Jak odnaleźć się pośród różnych tożsamości, narodowych przynależności, zwłaszcza gdy jedna z nich postrzegana jest poprzez wyznanie? Włodek Goldkorn wyjechał z Polski jako szesnastolatek, to niesławna wymuszona alija z 1968 roku – i był zachwycony nowym krajem, Izraelem. „Podoba mi się nie tylko dlatego, że to ojczyzna. Podoba mi się, bo jest piękne”, mówił do ojca, gdy jechali wśród górzystego krajobrazu do Jerozolimy. Cała jego opowieść jest o tym: o akceptacji, przyswajaniu, wchłanianiu.

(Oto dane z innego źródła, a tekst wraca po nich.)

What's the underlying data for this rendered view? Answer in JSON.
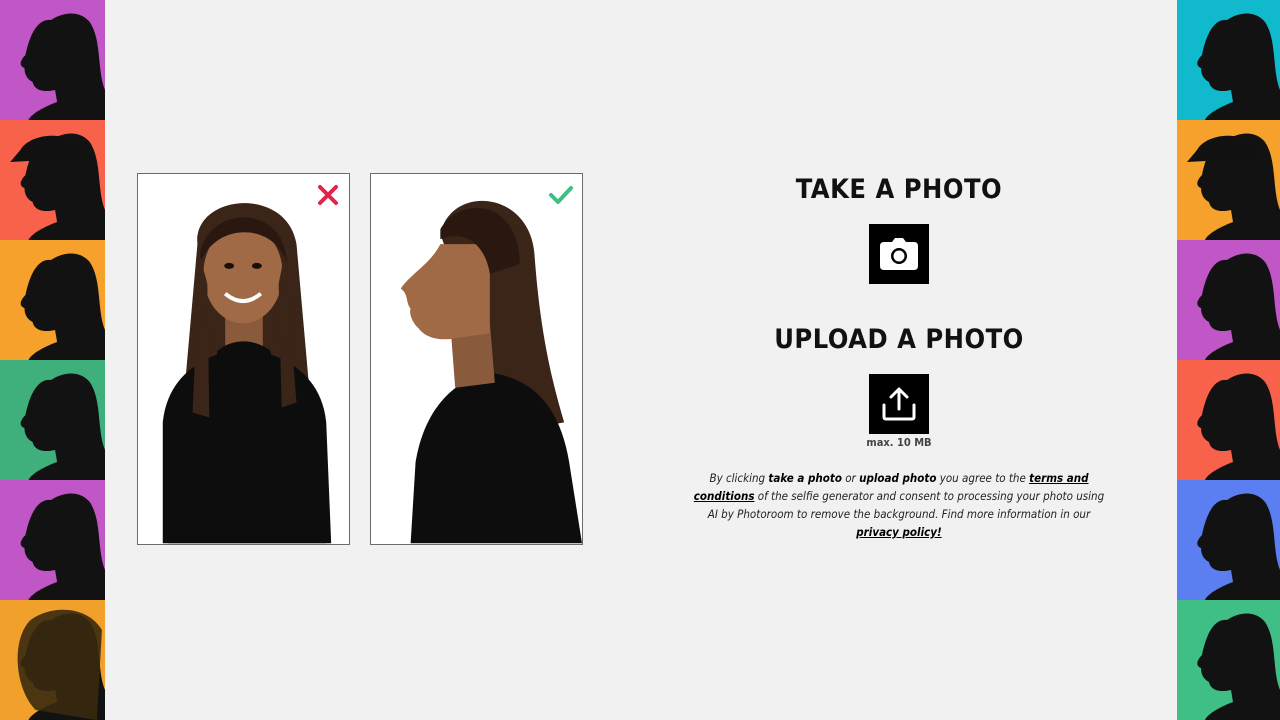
{
  "left_strip": {
    "tiles": [
      {
        "color": "#c156c6",
        "icon": "profile-silhouette-icon"
      },
      {
        "color": "#f8624a",
        "icon": "profile-silhouette-cap-icon"
      },
      {
        "color": "#f5a12c",
        "icon": "profile-silhouette-icon"
      },
      {
        "color": "#3faf7c",
        "icon": "profile-silhouette-icon"
      },
      {
        "color": "#c156c6",
        "icon": "profile-silhouette-icon"
      },
      {
        "color": "#f0a02b",
        "icon": "profile-silhouette-curly-icon"
      }
    ]
  },
  "right_strip": {
    "tiles": [
      {
        "color": "#11b9cc",
        "icon": "profile-silhouette-icon"
      },
      {
        "color": "#f5a12c",
        "icon": "profile-silhouette-cap-icon"
      },
      {
        "color": "#c156c6",
        "icon": "profile-silhouette-icon"
      },
      {
        "color": "#f8624a",
        "icon": "profile-silhouette-icon"
      },
      {
        "color": "#5b7ff0",
        "icon": "profile-silhouette-icon"
      },
      {
        "color": "#3fbf86",
        "icon": "profile-silhouette-icon"
      }
    ]
  },
  "examples": {
    "bad": {
      "mark_icon": "x-mark-icon",
      "mark_color": "#e0244a"
    },
    "good": {
      "mark_icon": "check-mark-icon",
      "mark_color": "#3fbf86"
    }
  },
  "take_photo": {
    "heading": "TAKE A PHOTO",
    "icon": "camera-icon"
  },
  "upload_photo": {
    "heading": "UPLOAD A PHOTO",
    "icon": "upload-icon",
    "max_size": "max. 10 MB"
  },
  "consent": {
    "t1": "By clicking ",
    "b1": "take a photo",
    "t2": " or ",
    "b2": "upload photo",
    "t3": " you agree to the ",
    "link_terms": "terms and conditions",
    "t4": " of the selfie generator and consent to processing your photo using AI by Photoroom to remove the background. Find more information in our ",
    "link_privacy": "privacy policy!"
  }
}
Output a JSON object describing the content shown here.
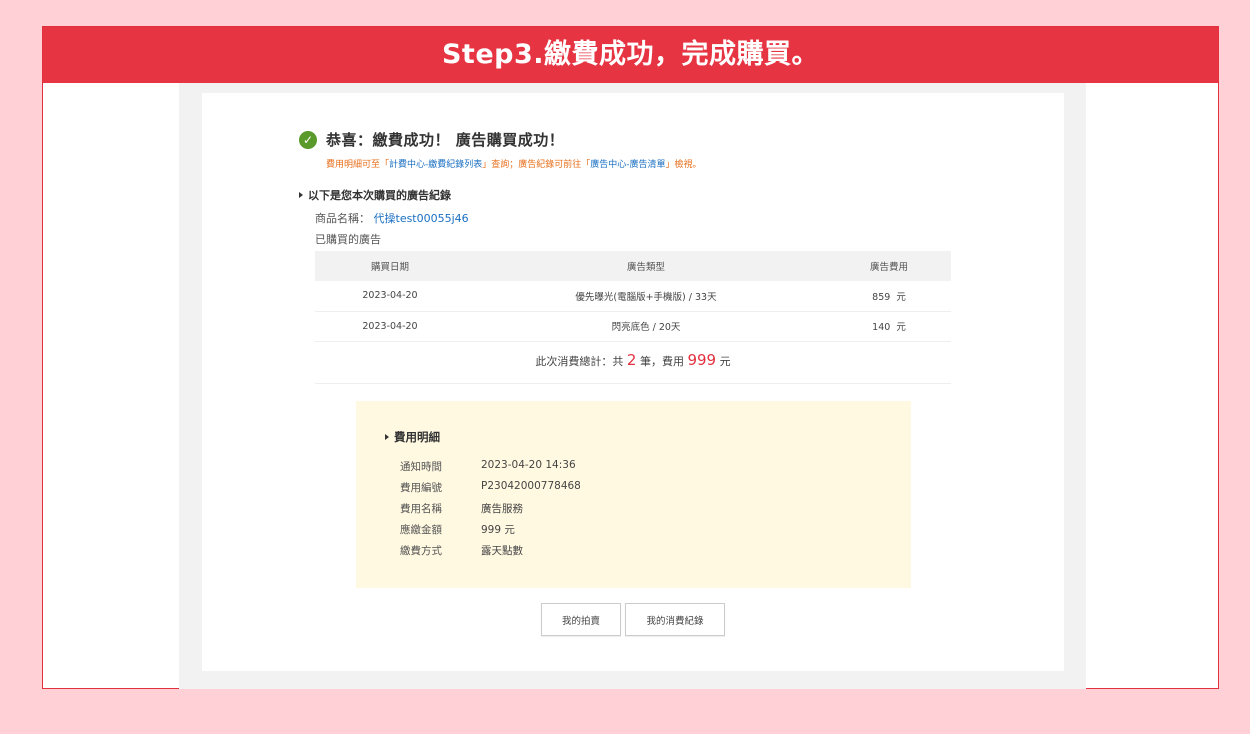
{
  "banner": {
    "title": "Step3.繳費成功，完成購買。"
  },
  "success": {
    "icon": "check-circle-icon",
    "title": "恭喜：繳費成功！ 廣告購買成功！",
    "note_prefix": "費用明細可至「",
    "note_link1": "計費中心-繳費紀錄列表",
    "note_mid": "」查詢；廣告紀錄可前往「",
    "note_link2": "廣告中心-廣告清單",
    "note_suffix": "」檢視。"
  },
  "purchase": {
    "section_title": "以下是您本次購買的廣告紀錄",
    "product_label": "商品名稱：",
    "product_value": "代操test00055j46",
    "bought_label": "已購買的廣告",
    "columns": [
      "購買日期",
      "廣告類型",
      "廣告費用"
    ],
    "rows": [
      {
        "date": "2023-04-20",
        "type": "優先曝光(電腦版+手機版) / 33天",
        "fee": "859  元"
      },
      {
        "date": "2023-04-20",
        "type": "閃亮底色 / 20天",
        "fee": "140  元"
      }
    ],
    "total_prefix": "此次消費總計：共",
    "total_count": "2",
    "total_mid": "筆，費用",
    "total_amount": "999",
    "total_suffix": "元"
  },
  "detail": {
    "title": "費用明細",
    "rows": [
      {
        "label": "通知時間",
        "value": "2023-04-20 14:36"
      },
      {
        "label": "費用編號",
        "value": "P23042000778468"
      },
      {
        "label": "費用名稱",
        "value": "廣告服務"
      },
      {
        "label": "應繳金額",
        "value": "999 元"
      },
      {
        "label": "繳費方式",
        "value": "露天點數"
      }
    ]
  },
  "buttons": {
    "my_auctions": "我的拍賣",
    "my_spending": "我的消費紀錄"
  },
  "colors": {
    "banner": "#e63442",
    "page_bg": "#ffd1d7",
    "success": "#5a9a2a",
    "note": "#e86f1c",
    "link": "#1a6fc1",
    "highlight": "#e3303f",
    "detail_bg": "#fff9e2"
  }
}
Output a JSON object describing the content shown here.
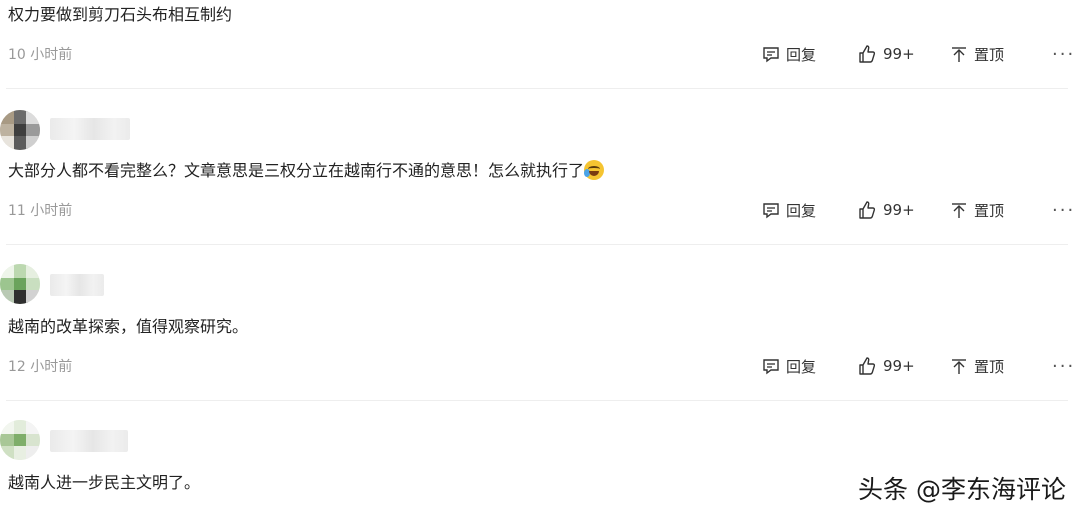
{
  "comments": [
    {
      "text": "权力要做到剪刀石头布相互制约",
      "time": "10 小时前",
      "reply_label": "回复",
      "like_count": "99+",
      "pin_label": "置顶",
      "more_label": "···"
    },
    {
      "text": "大部分人都不看完整么？文章意思是三权分立在越南行不通的意思！怎么就执行了",
      "time": "11 小时前",
      "reply_label": "回复",
      "like_count": "99+",
      "pin_label": "置顶",
      "more_label": "···"
    },
    {
      "text": "越南的改革探索，值得观察研究。",
      "time": "12 小时前",
      "reply_label": "回复",
      "like_count": "99+",
      "pin_label": "置顶",
      "more_label": "···"
    },
    {
      "text": "越南人进一步民主文明了。"
    }
  ],
  "watermark": "头条 @李东海评论",
  "icons": {
    "reply": "comment-bubble-icon",
    "like": "thumbs-up-icon",
    "pin": "pin-top-icon",
    "emoji": "crying-laughing-emoji"
  },
  "colors": {
    "time": "#999999",
    "text": "#222222",
    "divider": "#eeeeee"
  }
}
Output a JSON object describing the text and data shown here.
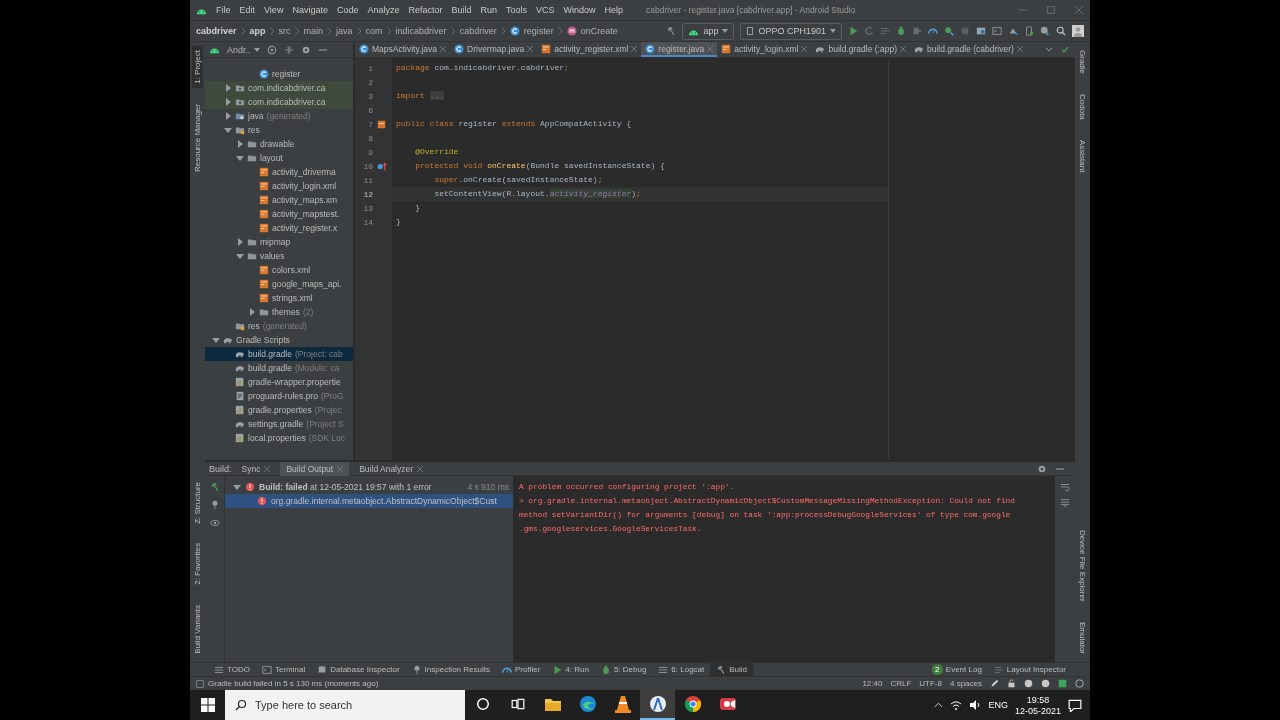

Autor nie miał, inaczej niż wielu innych przybyszów z 1968, ale i wcześniejszych albo późniejszych fal emigranckich napływów, kłopotów z zaakceptowaniem nowego miejsca. Erec Jisrael był jego ziemią, nie tyle świętą, na co wskazuje nazwa, ile po prostu własną, tą, z którą się można wiązać, przypisać, utożsamiać. Nie mnie oceniać, czy wykazał się nadgorliwością, próbując nie tylko zanurzyć się w języku (podkreśla „cudowną urodę hebrajskiego”), testując kibuce, biorąc aktywny udział w działaniach różnych organizacji społecznych i pozarządowych, jak nazwano by je dzisiaj, a nawet i wywrotowych (w ówczesnej opinii). Przedstawiając też to półwiecze, stara się wytłumaczyć, zrozumieć i przedstawić Izrael. „W samej naturze Izraela jest coś, co nie poddaje się konformizmowi, jakiś pęd do ekstremalności”, pisze. Ale potem znajduję uwagę głęboką i ważką: „Istota doświadczenia żydowskiego zawsze leżała w diasporze”. Bo naród bez ziemi łączy się w słowie: „Słowo trwa na wieki, ponieważ nazywa materię i czyni wyobraźnię wolną”.
To nie była książka pisana dla czytelnika polskiego – autor od lat mieszka i pracuje we Włoszech, obcość oryginalnego odbiorcy, pewne zgrzyty są wyczuwalne. W sumie wychodzi to na plus; temat przynależności narodowej nie jest łatwy – można walić wprost, wypominając urazy, można dotykać go w rękawiczkach. Goldkorn znalazł własny sposób: pisze o sobie, swoich doświadczeniach i przemyśleniach, umiejscawiając je w czasie. Pozwala mu to pokazać wydłużony okres dojrzewania – do akceptacji Izraela jako ojczyzny, Polski jako kraju pochodzenia, członkostwa w obejmującej świat diasporze. „Polska jest zawsze w tle”, pisze o książce Anna Bikont. Mam jednak wrażenie, że to pusty frazes, Goldkorn Polskę plasuje – bez specjalnego wyróżniania – w rzędzie męczących go upiorów historii. Paskudne tło, nie ukrywajmy.